No, this is not a Zelda, Pokémon crossover.
Pokémon Link Battle is a 3DS eShop follow-up to Pokémon Link (Trozei in the USA) on the DS. It’s a match three style puzzle game in which you match up Pokémon on the bottom screen to deal damage to the one on the top screen, when it has zero health you catch it. The combination of match three gameplay and Pokémon is interesting, and the developers did a few interesting things with the tried and tested formula.
Firstly, as in the Pokémon games, the key is to deal super effective damage, each Pokémon retains their first type from the main games and as such if you are up against a water type, you should use an electric or grass, etc… What’s also interesting is that each Pokémon has a power rating out of five stars, the evolved forms therefore are of higher power, but are harder to catch as they have more health.
It’s not all this simple however, the Pokémon you are “fighting” deal damage to you (they can even knock through your defensive line, and find themselves in amongst your Pokémon – you don’t want this to happen). To get around damage there are three options: 1. Act quickly, prioritising super-effective attacks. 2. Use Chansey to heal yourself (matching 3 Chansey’s heals you). 3. Perform the super chain (my name for it).
Indeed, Pokémon Link Battle works on chains, the bigger your chain, the more damage you dish out (or the more you heal yourself or your wall with the right Pokémon). Chains are simple, get one link of three Pokémon and you follow it up with another; the way to win proper however is to get a super chain – to get this you need to link four or more (any more than four and you lay your attack on all your opponents) corresponding Pokémon together, and follow that with another link, boom, you deal the damage. When you get a super chain the music changes, and any links of two matching Pokémon count as a link, with this you can clear your screen and get chains in ridiculously high numbers.
Another way in which the match three formula is changed is that before every stage you can put in at most three (or four…) of the Pokémon you have caught into your battle plan – if you’re finding a stage too hard, figure out the most common type you are up against, and put one in to combat it with super effective attacks. This is where Pokémon Link Battle falls down.

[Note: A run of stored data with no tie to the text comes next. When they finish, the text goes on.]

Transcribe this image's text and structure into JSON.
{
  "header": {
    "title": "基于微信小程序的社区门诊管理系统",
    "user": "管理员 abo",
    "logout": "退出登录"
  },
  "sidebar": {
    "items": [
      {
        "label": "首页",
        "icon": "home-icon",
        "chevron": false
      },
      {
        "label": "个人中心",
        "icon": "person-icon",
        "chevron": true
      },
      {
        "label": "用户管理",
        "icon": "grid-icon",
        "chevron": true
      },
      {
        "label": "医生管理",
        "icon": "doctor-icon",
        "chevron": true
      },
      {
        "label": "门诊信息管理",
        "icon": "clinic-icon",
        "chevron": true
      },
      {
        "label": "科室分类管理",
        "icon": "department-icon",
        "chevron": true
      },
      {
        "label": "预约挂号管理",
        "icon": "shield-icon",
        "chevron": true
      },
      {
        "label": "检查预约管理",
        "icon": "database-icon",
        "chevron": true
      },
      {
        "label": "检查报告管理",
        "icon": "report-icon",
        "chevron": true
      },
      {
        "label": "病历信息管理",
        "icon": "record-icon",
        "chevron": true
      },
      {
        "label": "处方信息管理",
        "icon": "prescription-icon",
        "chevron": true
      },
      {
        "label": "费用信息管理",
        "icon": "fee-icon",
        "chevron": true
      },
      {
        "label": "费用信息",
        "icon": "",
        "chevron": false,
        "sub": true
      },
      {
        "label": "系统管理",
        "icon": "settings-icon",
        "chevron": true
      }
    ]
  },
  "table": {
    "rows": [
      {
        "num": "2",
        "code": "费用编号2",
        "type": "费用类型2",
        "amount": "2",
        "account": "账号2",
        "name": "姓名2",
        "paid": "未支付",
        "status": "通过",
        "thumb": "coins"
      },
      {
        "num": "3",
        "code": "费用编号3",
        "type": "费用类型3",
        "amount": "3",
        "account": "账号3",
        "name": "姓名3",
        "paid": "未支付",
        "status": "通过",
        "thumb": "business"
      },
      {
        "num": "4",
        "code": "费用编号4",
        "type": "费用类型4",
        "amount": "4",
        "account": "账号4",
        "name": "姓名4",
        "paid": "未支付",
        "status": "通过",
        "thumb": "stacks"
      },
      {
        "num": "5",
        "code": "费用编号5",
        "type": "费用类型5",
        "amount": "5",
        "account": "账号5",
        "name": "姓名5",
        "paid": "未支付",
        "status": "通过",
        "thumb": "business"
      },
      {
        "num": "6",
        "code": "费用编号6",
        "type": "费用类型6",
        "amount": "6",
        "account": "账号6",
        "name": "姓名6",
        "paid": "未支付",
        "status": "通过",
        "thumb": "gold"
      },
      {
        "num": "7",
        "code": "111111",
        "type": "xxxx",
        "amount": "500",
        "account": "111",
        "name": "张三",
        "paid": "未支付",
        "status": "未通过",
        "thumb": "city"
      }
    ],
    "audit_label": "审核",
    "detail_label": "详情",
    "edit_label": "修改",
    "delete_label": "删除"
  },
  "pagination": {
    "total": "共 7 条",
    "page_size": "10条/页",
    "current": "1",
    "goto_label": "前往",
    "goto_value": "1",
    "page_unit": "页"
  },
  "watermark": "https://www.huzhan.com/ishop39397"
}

In order to get the most enjoyment possible from the game, you need to know the types of each Pokémon, right up until Pokémon X & Y. The game does tell you what type all the ones you’ve caught are, but it’s a faff looking through them all. To a large degree, the issues and strengths of this game come from the fact that it is Pokémon. Matching up is an issue to some extent also, as many Pokémon have similar colour schemes, and ultimately, their designs are too complicated compared to coloured gems or rocks or whatever. It’s visually busy, which you don’t really want in a puzzle game of this variety.
Pokémon games are well known for their music, in Link Battle however, the music is disappointing, it doesn’t add anything worthy, which is a shame considering the strength of music in the series. There is not one memorable tune from the game, indeed, I largely didn’t bother with the sound even turned on.
The last issue with the game comes with hidden Pokémon. In each stage there is at least one Pokémon that is hidden, you know you haven’t caught it as there is a silhouette there telling you so but there is never a single hint given how you catch these hidden Pokémon; as it turns out, for the most part you have to get a chain of fifteen on the Pokémon before the hidden one (there are gaps on the timeline of the stage that should indicate where they appear), but this is information I got from Miiverse, and it didn’t seem to work every time. This lack of communication is irritating; at least one hint wouldn’t have hurt.
Despite all this, those looking for a simple enough puzzle game on their 3DS could probably do worse, as it offers plenty to stick your teeth into and it changes the match three formula just enough and gets away with it for the most part. It’s not very difficult to get to the end game, and the post-game content offers enough challenge for those looking for more intense puzzle action. I will say you could do worse than this game, but at its price point, I’d say wait for a sale or just spend more on one of the Tetris games available.
Pokémon Link Battle is as simple as it is complicated, it’s too visually busy for a puzzle game and its intricacies don’t always work. However, this is still a decent enough puzzle game that is fine for short bursts on bus journeys or just for when you’re bored. Just don’t pay the full price.
Pokémon Link Battle proves that sometimes simpler is better.